WE REVIEW THE NEW SINGLE FROM GREEN WIRE – CIGARETTES ON THE DANCEFLOOR
Green Wire are a band that condemns subtlety, opting instead for electrified maximalism. The indie band are crushingly loud – their music really does pin the listener back.
They’re aided in this department by two factors. The first must be some variety of monolithic dynamic compressor hidden on the outskirts of Greater Manchester. The second is vocalist Simon Stirzaker, a singer possessive of cords somehow audible even when combined with this group’s volume.
One of Green Wire’s most successful singles – ‘Upside Down, Inside Out’ – saw Stirzaker extend his voice to near breaking point in a downright thrilling performance. The song reached the iTunes Rock Charts top 15, a milestone that indicates Green Wire’s potential.
But where previous releases have flourished noisily, the band’s latest – ‘Cigarettes on the Dancefloor’ – walks a tightrope between gloriously thunderous and unflatteringly blaring, often falling off this tightrope, tumbling ungainly towards the latter side.
‘Cigarettes on the Dancefloor’ is compressed. Really compressed. Few of its intricacies are apparent without significant aural strain.

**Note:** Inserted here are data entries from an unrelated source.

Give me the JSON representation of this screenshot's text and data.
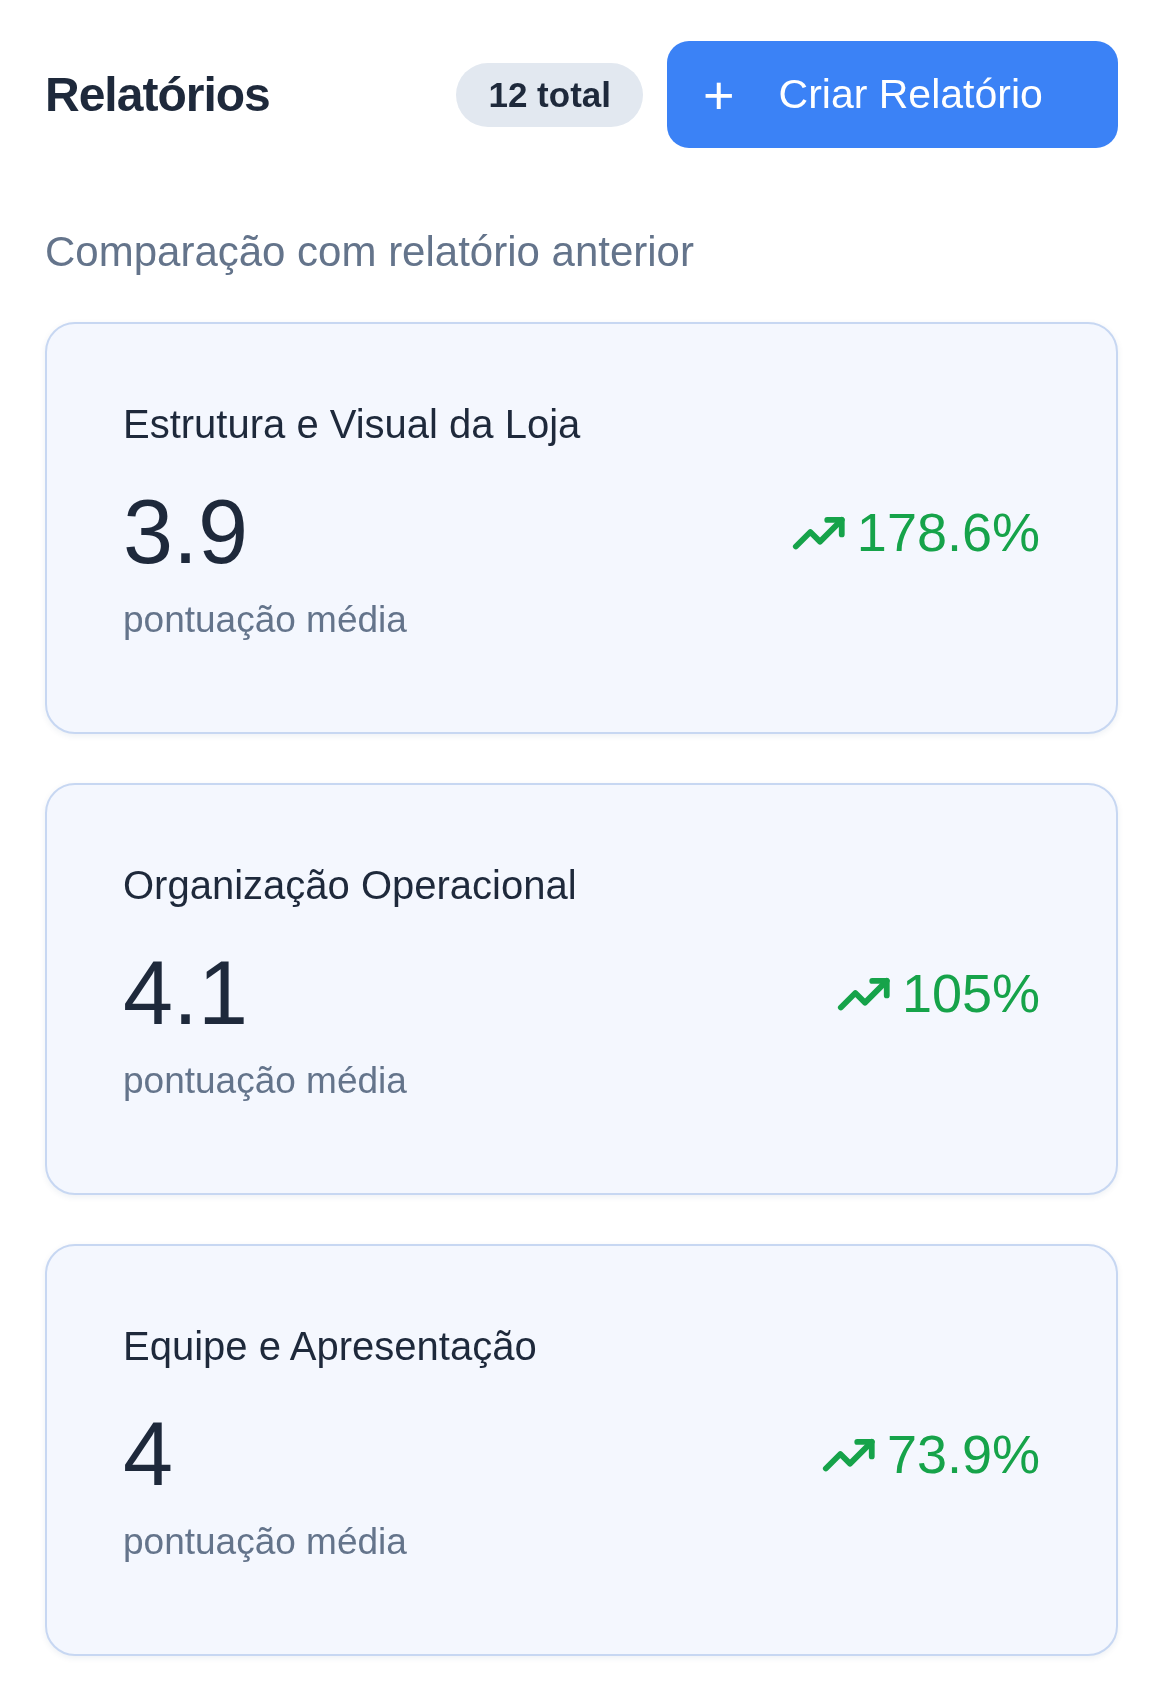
{
  "header": {
    "title": "Relatórios",
    "count_badge": "12 total",
    "create_button": {
      "icon": "+",
      "label": "Criar Relatório"
    }
  },
  "comparison": {
    "subtitle": "Comparação com relatório anterior",
    "cards": [
      {
        "title": "Estrutura e Visual da Loja",
        "score": "3.9",
        "score_label": "pontuação média",
        "increase": true,
        "change": "178.6%"
      },
      {
        "title": "Organização Operacional",
        "score": "4.1",
        "score_label": "pontuação média",
        "increase": true,
        "change": "105%"
      },
      {
        "title": "Equipe e Apresentação",
        "score": "4",
        "score_label": "pontuação média",
        "increase": true,
        "change": "73.9%"
      }
    ]
  }
}
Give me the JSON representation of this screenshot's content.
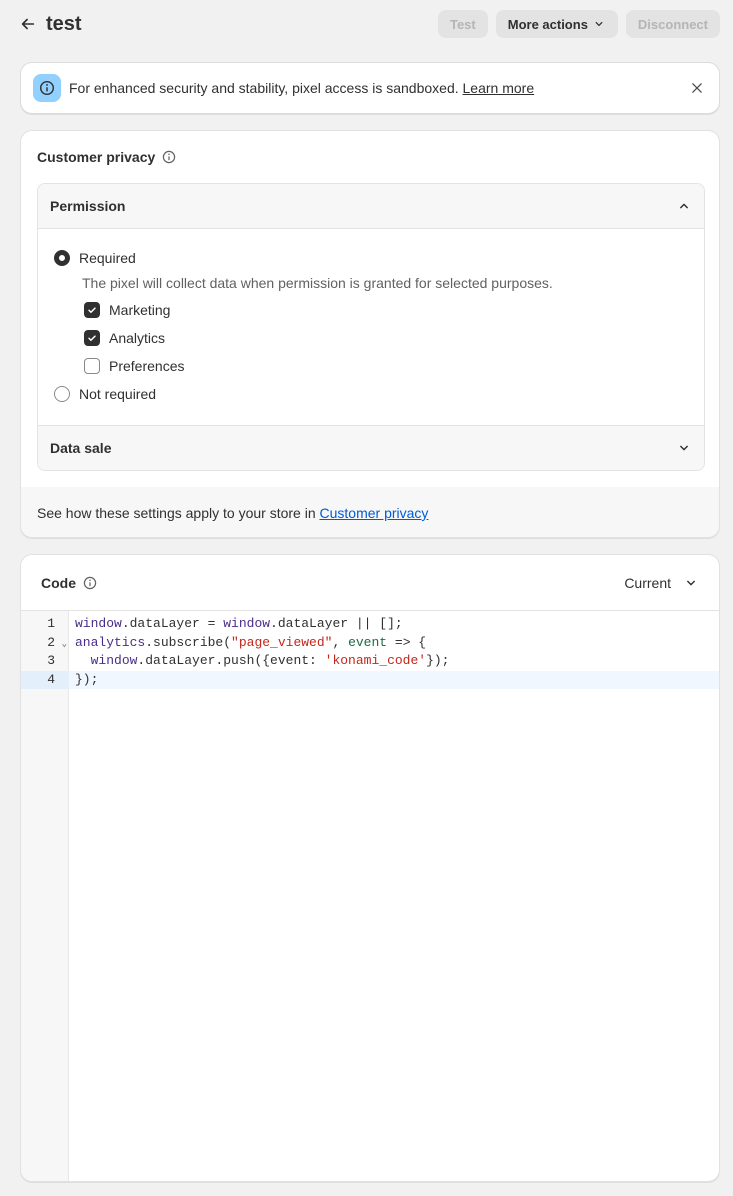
{
  "header": {
    "title": "test",
    "test_label": "Test",
    "more_actions_label": "More actions",
    "disconnect_label": "Disconnect"
  },
  "banner": {
    "text": "For enhanced security and stability, pixel access is sandboxed.",
    "link": "Learn more"
  },
  "privacy": {
    "title": "Customer privacy",
    "permission_title": "Permission",
    "required_label": "Required",
    "required_help": "The pixel will collect data when permission is granted for selected purposes.",
    "purposes": [
      {
        "label": "Marketing",
        "checked": true
      },
      {
        "label": "Analytics",
        "checked": true
      },
      {
        "label": "Preferences",
        "checked": false
      }
    ],
    "not_required_label": "Not required",
    "data_sale_title": "Data sale",
    "footer_text": "See how these settings apply to your store in",
    "footer_link": "Customer privacy"
  },
  "code": {
    "title": "Code",
    "version": "Current",
    "lines": [
      {
        "num": "1",
        "tokens": [
          [
            "var",
            "window"
          ],
          [
            "plain",
            ".dataLayer = "
          ],
          [
            "var",
            "window"
          ],
          [
            "plain",
            ".dataLayer || [];"
          ]
        ]
      },
      {
        "num": "2",
        "fold": true,
        "tokens": [
          [
            "var",
            "analytics"
          ],
          [
            "plain",
            ".subscribe("
          ],
          [
            "str",
            "\"page_viewed\""
          ],
          [
            "plain",
            ", "
          ],
          [
            "param",
            "event"
          ],
          [
            "plain",
            " => {"
          ]
        ]
      },
      {
        "num": "3",
        "tokens": [
          [
            "plain",
            "  "
          ],
          [
            "var",
            "window"
          ],
          [
            "plain",
            ".dataLayer.push({event: "
          ],
          [
            "str",
            "'konami_code'"
          ],
          [
            "plain",
            "});"
          ]
        ]
      },
      {
        "num": "4",
        "active": true,
        "tokens": [
          [
            "plain",
            "});"
          ]
        ]
      }
    ]
  },
  "colors": {
    "accent_link": "#005bd3",
    "info_badge": "#91d0ff",
    "token_var": "#4a2d8a",
    "token_string": "#c4271b",
    "token_param": "#1d6b42"
  },
  "icons": {
    "back": "arrow-left-icon",
    "info": "info-icon",
    "close": "close-icon",
    "chevron_up": "chevron-up-icon",
    "chevron_down": "chevron-down-icon",
    "check": "checkmark-icon"
  }
}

Verses fair best, but the song’s chorus is overproduced and garish in presentation.
Lyrics about ‘sipping cans of red stripe’ appear to recall the type of boisterous night out that first-year university students endure – the kind that, come the beginning of their second semester, they begin to wish had never existed.
Despite this, there is an oddly likable professionalism about Green Wire. They are instrumentally tighter than many rising groups. But sadly, ‘Cigarettes on the Dancefloor’ fails to fully utilise this.